For the world, whatever sums deemed adequately compensatory for the havoc inflicted by China are still likely to be small compensation for the damage actually incurred. For China, in the long view, reparations would still be a relatively small price to pay in order to remain a member in good standing of the global community.
In the current U.S. political climate, “reparations” has become a loaded word, used in the context of recompense for the stain of slavery. Irrespective of one’s view of the propriety and workability of an American slavery reparations regime, reasonable people can agree that there are myriad practical issues with its implementation related to timing, culpability, who pays/who benefits, how to calculate damages, and the like.
Many, if not most, of these challenges don’t apply in respect to China and COVID-19. The party responsible can be held accountable shortly following its alleged transgressions, and those directly impacted — the people of the world — are readily identifiable.
While it is mystifying that our elected representatives and media figures aren’t giving more air time to these reports, all is not lost. As evidenced by the slavery reparations debate, the way to get people talking about something is to talk about it — relentlessly.
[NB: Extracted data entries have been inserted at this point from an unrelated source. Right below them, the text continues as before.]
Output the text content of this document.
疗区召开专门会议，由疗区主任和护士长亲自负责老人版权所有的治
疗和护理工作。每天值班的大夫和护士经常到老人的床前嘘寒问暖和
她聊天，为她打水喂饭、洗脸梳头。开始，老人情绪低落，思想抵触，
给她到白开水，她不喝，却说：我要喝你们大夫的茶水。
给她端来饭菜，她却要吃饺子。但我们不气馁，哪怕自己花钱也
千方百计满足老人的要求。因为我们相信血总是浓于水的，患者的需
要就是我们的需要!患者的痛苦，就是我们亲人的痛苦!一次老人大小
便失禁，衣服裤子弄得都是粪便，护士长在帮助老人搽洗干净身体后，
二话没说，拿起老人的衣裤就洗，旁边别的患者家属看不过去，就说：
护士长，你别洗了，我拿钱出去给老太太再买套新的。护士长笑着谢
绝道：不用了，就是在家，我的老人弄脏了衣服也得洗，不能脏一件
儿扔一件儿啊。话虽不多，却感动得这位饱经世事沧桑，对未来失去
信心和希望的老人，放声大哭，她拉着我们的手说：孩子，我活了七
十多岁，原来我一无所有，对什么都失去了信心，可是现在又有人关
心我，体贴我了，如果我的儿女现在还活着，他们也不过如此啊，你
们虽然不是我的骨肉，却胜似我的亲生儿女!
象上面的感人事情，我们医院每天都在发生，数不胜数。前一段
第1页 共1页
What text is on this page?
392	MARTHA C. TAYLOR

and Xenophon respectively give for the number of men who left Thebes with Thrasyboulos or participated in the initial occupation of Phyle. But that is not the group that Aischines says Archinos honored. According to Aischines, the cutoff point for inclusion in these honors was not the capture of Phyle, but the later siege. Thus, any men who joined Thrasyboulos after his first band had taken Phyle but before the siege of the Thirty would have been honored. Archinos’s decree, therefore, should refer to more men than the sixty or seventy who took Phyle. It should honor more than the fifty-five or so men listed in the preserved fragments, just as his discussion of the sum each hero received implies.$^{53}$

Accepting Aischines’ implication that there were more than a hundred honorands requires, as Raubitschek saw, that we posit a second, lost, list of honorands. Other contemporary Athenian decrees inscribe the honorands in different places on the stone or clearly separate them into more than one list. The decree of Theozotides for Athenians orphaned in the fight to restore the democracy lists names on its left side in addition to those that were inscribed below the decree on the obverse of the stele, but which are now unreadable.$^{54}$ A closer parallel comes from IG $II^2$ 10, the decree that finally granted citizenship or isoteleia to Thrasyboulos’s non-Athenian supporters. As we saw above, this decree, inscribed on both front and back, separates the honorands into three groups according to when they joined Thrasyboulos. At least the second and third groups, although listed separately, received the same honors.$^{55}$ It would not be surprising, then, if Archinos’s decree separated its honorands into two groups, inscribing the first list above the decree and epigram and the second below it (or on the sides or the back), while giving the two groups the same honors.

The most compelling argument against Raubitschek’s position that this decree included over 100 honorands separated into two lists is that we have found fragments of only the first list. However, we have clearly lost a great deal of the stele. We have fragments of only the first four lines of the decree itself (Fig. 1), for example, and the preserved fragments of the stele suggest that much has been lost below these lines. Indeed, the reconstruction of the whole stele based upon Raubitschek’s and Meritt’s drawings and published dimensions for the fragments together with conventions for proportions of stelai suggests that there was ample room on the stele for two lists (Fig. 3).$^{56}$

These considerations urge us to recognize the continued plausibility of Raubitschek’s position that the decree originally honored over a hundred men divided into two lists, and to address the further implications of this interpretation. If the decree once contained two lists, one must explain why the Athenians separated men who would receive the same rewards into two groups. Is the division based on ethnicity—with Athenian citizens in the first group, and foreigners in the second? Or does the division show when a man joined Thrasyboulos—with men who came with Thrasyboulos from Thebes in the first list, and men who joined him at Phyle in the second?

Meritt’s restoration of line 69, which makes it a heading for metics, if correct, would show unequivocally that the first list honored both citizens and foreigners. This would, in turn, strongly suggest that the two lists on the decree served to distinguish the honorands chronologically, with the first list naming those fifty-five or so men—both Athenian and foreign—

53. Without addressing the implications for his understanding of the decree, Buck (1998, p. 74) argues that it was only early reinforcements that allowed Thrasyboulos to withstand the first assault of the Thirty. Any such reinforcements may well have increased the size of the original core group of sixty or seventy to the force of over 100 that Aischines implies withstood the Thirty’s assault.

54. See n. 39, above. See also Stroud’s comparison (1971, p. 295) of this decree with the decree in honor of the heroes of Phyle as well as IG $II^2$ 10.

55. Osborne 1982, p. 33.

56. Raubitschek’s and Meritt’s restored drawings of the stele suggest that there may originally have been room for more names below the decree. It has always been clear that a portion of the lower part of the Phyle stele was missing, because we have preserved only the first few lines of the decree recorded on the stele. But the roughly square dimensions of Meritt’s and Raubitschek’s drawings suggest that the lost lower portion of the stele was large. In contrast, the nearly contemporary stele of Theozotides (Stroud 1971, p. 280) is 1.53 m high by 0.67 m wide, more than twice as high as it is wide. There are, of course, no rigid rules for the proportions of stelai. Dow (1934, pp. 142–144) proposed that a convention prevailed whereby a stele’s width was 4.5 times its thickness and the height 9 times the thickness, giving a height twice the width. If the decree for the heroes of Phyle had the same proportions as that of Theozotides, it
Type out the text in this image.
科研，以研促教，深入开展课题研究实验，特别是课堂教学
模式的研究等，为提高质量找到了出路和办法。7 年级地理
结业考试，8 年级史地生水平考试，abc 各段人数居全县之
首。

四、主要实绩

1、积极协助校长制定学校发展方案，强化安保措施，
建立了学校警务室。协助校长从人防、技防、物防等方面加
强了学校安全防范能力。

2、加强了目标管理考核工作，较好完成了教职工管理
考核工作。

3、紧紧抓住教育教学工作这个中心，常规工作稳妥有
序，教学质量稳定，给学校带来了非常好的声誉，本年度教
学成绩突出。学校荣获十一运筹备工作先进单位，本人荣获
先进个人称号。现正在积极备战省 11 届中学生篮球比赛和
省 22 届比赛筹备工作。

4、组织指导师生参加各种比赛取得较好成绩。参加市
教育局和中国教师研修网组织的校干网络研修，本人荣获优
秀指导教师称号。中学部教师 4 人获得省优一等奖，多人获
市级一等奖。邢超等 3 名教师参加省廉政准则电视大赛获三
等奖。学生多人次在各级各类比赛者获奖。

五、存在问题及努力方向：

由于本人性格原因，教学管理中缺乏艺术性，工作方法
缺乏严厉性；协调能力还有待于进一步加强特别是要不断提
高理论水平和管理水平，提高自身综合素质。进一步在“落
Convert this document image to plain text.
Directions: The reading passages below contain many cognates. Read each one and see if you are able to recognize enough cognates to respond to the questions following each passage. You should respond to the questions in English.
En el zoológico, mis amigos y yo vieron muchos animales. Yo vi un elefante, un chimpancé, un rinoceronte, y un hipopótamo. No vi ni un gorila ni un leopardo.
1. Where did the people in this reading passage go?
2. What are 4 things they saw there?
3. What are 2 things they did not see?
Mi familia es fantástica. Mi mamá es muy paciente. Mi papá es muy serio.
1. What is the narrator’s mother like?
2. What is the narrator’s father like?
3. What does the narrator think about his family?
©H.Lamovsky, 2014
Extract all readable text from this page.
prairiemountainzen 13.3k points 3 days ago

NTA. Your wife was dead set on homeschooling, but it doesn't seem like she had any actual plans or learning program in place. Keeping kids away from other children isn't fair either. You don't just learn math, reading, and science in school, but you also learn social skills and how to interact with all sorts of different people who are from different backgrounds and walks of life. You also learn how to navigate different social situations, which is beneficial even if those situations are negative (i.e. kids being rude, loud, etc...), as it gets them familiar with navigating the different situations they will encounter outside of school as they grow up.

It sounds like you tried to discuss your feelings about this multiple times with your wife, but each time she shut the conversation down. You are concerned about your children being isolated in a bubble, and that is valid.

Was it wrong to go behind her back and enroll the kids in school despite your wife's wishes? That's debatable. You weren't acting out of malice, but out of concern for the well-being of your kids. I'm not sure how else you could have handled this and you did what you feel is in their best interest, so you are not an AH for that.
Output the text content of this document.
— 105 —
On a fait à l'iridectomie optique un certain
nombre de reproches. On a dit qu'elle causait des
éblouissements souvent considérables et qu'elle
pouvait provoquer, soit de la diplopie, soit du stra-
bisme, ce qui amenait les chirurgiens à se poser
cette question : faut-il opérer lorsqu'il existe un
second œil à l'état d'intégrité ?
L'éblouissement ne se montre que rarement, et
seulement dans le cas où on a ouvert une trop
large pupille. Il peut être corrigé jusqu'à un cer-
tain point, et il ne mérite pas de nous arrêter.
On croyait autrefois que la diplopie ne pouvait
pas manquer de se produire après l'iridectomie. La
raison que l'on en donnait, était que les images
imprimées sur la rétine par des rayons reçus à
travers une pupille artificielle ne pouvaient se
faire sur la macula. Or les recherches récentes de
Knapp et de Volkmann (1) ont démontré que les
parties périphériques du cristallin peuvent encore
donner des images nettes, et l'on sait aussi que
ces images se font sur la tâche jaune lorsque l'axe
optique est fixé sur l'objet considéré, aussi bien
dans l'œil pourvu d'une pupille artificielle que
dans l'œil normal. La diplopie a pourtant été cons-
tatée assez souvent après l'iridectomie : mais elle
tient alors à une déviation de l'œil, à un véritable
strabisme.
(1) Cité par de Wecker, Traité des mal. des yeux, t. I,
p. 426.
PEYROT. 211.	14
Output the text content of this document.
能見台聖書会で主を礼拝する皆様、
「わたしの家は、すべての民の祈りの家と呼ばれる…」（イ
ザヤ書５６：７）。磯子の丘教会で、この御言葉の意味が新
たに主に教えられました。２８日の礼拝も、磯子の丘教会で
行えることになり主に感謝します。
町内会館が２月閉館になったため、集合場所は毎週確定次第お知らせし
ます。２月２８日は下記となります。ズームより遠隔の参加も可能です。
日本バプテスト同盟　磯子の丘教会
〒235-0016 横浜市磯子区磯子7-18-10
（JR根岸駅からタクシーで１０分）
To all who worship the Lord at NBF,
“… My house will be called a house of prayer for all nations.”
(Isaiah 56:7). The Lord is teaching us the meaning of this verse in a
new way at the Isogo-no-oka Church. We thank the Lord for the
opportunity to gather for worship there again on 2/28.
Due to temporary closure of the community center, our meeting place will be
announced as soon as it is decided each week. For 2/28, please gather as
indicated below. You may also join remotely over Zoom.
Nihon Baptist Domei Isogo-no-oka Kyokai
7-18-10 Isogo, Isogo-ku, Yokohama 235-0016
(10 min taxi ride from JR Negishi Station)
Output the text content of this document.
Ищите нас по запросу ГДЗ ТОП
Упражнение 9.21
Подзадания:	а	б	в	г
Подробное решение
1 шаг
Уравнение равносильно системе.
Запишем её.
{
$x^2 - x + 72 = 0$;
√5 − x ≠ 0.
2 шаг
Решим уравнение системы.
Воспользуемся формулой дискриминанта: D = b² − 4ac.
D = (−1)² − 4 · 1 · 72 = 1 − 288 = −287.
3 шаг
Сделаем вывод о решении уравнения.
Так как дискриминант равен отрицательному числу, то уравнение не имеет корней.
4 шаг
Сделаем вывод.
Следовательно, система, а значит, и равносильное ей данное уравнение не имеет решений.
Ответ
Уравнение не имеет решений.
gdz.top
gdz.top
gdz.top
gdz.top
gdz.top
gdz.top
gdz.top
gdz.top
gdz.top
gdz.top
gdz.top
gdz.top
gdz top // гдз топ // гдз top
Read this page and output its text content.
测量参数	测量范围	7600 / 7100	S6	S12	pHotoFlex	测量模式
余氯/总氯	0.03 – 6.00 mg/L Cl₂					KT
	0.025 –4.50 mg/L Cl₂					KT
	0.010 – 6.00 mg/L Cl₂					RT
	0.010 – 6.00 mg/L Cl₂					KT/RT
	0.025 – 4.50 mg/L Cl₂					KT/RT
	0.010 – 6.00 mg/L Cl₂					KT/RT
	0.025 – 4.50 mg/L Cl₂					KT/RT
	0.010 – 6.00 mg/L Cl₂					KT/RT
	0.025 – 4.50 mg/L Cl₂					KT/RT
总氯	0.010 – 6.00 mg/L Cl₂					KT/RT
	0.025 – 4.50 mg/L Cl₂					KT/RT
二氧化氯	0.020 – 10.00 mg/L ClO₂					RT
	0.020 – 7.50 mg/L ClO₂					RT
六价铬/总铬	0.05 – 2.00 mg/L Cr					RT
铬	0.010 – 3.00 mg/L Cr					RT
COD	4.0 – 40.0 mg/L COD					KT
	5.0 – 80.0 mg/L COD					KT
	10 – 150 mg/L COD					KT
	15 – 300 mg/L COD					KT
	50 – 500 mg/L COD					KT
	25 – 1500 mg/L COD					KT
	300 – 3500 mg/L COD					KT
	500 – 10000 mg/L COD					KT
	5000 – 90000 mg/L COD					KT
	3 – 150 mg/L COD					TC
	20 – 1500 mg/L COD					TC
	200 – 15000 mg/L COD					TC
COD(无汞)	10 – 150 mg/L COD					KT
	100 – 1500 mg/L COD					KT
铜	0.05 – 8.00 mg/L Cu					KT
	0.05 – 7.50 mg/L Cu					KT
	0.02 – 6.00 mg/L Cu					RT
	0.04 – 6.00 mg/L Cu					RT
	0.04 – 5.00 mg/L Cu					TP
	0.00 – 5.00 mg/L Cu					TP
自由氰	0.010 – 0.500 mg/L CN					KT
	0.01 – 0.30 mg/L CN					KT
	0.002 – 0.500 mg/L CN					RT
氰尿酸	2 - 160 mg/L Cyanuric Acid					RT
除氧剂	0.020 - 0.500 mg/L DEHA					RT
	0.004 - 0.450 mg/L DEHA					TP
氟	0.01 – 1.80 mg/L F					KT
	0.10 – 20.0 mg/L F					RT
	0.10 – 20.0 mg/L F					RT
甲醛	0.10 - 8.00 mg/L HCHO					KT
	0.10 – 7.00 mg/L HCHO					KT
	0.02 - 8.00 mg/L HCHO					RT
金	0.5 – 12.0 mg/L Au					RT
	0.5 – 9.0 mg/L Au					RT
Notwithstanding the usual chorus of useful idiots — including those who in the early days of COVID-19 cried “racism” if one pointed out that the virus emerged from China — a significant constituency exists that should readily understand that if we’re not talking about the origins of the pandemic and demanding accountability, we are asking for the next global catastrophe.
Reparations isn’t just about retributive justice, although that matters. It can also be a powerful deterrent.
Richard J. Shinder is the founder and managing partner of Theatine Partners, a financial consultancy.